A New York City program designed to break intergenerational poverty by giving low income individuals cash incentives for maintaining good habits will come to an end after producing only modest results.
The pilot program, Opportunity New York City Family Rewards, was initiated by Mayor Michael Bloomberg three years ago with private financing to spearhead a bold and controversial effort to eradicate poverty. Traditional welfare programs gave cash to the poor, but in a slight shift, the money is contingent on the idea that individuals adopt activities that will improve their living conditions. Funds were doled out to households in exchange for keeping good habits and self reliance for such things as keeping a job, opening a bank account, and increasing children’s attendance and performance in schools.
But last week, an analysis of the program found it only reduced poverty for participants in the short term. There were only small improvements in changing behavior patterns to the benefit of improving health, education and employment prospects. As a result, the project will end as scheduled in August and will not go forward with a public financing.
The methods, dubbed in the social science world as “conditional cash transfer,” is essentially an initiative designed to mold the behavioral habits of the poor. The large scale experiment was the first of its kind in the United States and modeled after successful anti-poverty programs in Latin American countries. Here in the U.S., the program has sparked discussion once again about whether the root causes of poverty are behavioral or structural.
Bloomberg’s program was inspired by a Oportunidades, a program in Mexico built on the premise that cash incentives can alleviate immediate poverty while building behavior for people to improve their socioeconomic condition in the long-term.
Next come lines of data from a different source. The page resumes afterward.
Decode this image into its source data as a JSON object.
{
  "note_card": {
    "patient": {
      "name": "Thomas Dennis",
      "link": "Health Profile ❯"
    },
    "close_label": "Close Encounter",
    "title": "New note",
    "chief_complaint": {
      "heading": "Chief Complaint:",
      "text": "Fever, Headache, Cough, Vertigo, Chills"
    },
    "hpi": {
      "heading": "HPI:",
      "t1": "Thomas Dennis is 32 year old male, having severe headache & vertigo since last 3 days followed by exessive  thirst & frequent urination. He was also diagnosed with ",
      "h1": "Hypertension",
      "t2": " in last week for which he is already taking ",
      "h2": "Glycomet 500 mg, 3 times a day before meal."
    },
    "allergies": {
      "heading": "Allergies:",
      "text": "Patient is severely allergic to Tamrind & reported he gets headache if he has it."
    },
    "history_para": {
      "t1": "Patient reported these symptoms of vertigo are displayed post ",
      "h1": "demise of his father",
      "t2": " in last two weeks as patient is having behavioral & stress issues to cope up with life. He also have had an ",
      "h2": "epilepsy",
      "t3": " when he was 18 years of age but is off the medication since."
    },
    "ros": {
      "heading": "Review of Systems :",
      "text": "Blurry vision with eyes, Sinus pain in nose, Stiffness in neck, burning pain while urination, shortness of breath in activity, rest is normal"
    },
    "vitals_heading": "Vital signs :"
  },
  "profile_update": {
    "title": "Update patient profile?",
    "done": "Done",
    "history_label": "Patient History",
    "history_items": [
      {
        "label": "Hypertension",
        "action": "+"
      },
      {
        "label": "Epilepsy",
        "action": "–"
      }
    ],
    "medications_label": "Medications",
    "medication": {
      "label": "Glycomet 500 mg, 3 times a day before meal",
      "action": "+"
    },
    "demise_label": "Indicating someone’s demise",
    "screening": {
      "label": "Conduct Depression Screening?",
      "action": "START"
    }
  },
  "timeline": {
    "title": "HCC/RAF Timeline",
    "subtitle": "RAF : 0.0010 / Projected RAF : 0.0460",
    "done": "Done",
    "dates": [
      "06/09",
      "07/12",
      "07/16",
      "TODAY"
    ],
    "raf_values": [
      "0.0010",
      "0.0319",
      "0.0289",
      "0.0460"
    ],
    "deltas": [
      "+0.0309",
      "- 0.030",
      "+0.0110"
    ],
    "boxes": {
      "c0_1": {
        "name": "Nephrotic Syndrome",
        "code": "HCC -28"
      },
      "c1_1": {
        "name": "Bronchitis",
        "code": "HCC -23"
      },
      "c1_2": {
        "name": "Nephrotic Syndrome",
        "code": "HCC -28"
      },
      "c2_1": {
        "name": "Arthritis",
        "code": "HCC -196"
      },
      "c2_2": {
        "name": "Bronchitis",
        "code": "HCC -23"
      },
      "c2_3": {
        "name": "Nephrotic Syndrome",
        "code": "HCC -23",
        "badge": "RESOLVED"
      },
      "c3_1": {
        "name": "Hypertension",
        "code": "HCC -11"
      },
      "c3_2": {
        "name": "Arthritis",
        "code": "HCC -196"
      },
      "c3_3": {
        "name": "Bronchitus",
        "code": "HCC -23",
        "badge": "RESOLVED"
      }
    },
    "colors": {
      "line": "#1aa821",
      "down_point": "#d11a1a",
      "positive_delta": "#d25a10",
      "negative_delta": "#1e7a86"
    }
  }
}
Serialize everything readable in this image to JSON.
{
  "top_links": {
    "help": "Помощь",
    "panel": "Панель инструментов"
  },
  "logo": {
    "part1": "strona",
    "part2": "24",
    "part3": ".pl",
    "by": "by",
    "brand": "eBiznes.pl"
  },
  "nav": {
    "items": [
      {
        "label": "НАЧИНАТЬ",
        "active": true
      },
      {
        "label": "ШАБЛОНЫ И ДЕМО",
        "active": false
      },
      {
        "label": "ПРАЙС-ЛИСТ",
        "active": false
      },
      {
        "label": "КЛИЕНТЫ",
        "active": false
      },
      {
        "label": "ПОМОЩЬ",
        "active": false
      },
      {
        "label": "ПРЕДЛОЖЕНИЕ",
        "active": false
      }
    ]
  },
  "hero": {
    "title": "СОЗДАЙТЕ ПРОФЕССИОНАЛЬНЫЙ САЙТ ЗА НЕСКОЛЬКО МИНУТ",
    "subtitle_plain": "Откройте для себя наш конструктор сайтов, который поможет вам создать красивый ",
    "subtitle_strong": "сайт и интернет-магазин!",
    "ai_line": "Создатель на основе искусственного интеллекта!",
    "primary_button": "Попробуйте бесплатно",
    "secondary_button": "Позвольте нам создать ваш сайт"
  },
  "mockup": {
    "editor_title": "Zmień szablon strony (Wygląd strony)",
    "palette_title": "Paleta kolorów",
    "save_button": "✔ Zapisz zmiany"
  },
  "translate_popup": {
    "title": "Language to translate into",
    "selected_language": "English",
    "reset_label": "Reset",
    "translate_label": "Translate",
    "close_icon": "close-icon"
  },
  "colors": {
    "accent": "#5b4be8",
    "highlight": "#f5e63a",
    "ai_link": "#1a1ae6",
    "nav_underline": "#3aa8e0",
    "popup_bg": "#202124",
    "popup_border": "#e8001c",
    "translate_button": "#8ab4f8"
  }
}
Since Opportunity New York City began in 2007, the program has distributed $14 million to 2,400 families with an average of $3,000 going to each household. At least 80 percent of the participants were single-parent households. Forty-seven percent were Hispanic and 51 percent black. Almost half of the participants do not have education beyond high school. Each household could earn $20-600 through 22 incentive programs.
But last week’s findings by MDRC, a social policy group that assisted in the program’s implementation, found that when compared to a control group, only 1 percent more had health insurance and 2=0 percent more had bank accounts. Individuals were not able to maintain jobs and the rewards did not impact school performance for elementary and middle school students.
The report also said bureaucracy, tedious paper filings and deadlines also kept some participants from fully taking advantage of the program.
But aside from the implementation, the policy itself was also a concern. Conservatives have called it “the new paternalism” that “enforces lifestyle and civic responsibilities.” They are weary of a program that rewards behavior.
Meanwhile, Bloomberg is lauded for addressing urban inequality among anti-poverty advocates, but his emphasis on the free market has furrowed some eyebrows. Mark Winston Griffith, a fellow at the Drum Policy Institute=, is critical of the policy for dwindling structural problems down to individual behavior. He told The American Prospect:
“It sort of suggests that poverty is a lifestyle choice, that somehow if we’re just given a nudge, that we can choose not to be in this condition, or choose for our children to do better in school, or choose as parents to provide better child care. It comes out of the idea that poor people are almost sort of culturally and inherently dysfunctional. Not because of structural circumstances but because of their own personal failings.”
As The American Prospect points out, simply offering financial incentives in concentrated areas is a palliative solution. It doesn’t address institutional problems. The participants - many of whom are single parents - aren’t able to have access to child care; their children attend schools with inadequate resources, perhaps a reason why young schoolchildren in the program didn’t make any significant performance or attendance achievements. An isolated safety net isn’t enough.
The program has had success outside of the U.S. With an emphasis on the extremely poor, Mexico’s Oportunidades program has expanded from rural areas into the city. In Brazil, similar conditional cash transfer programs have helped 19 million people out of poverty. What could account for the success abroad and the failure in the United States? The MDRC report implies the program’s scope was too large:
Key among the design differences is the fact that other countries’ programs do not generally include rewards for educational achievement or workforce activities. Their incentives schedules are much simpler and not nearly as comprehensive, and the programs are not time-limited. Furthermore, CCT programs in some other countries function as the country’s core safety-net system, or as a critical part of it, not as an “add-on” program like Family Rewards.
The conditional cash transfer program continues to gain popularity around the world. But instead of trying to engineer behavior, another solution would be to funnel resources towards community development. Affordable housing, an adequate wage and decent schools are institutional problems that the less fortunate generally have no control over. Giving the poor the agency and democratic control to shape their own lives and neighborhoods can help to tackle the complex issues surrounding urban poverty.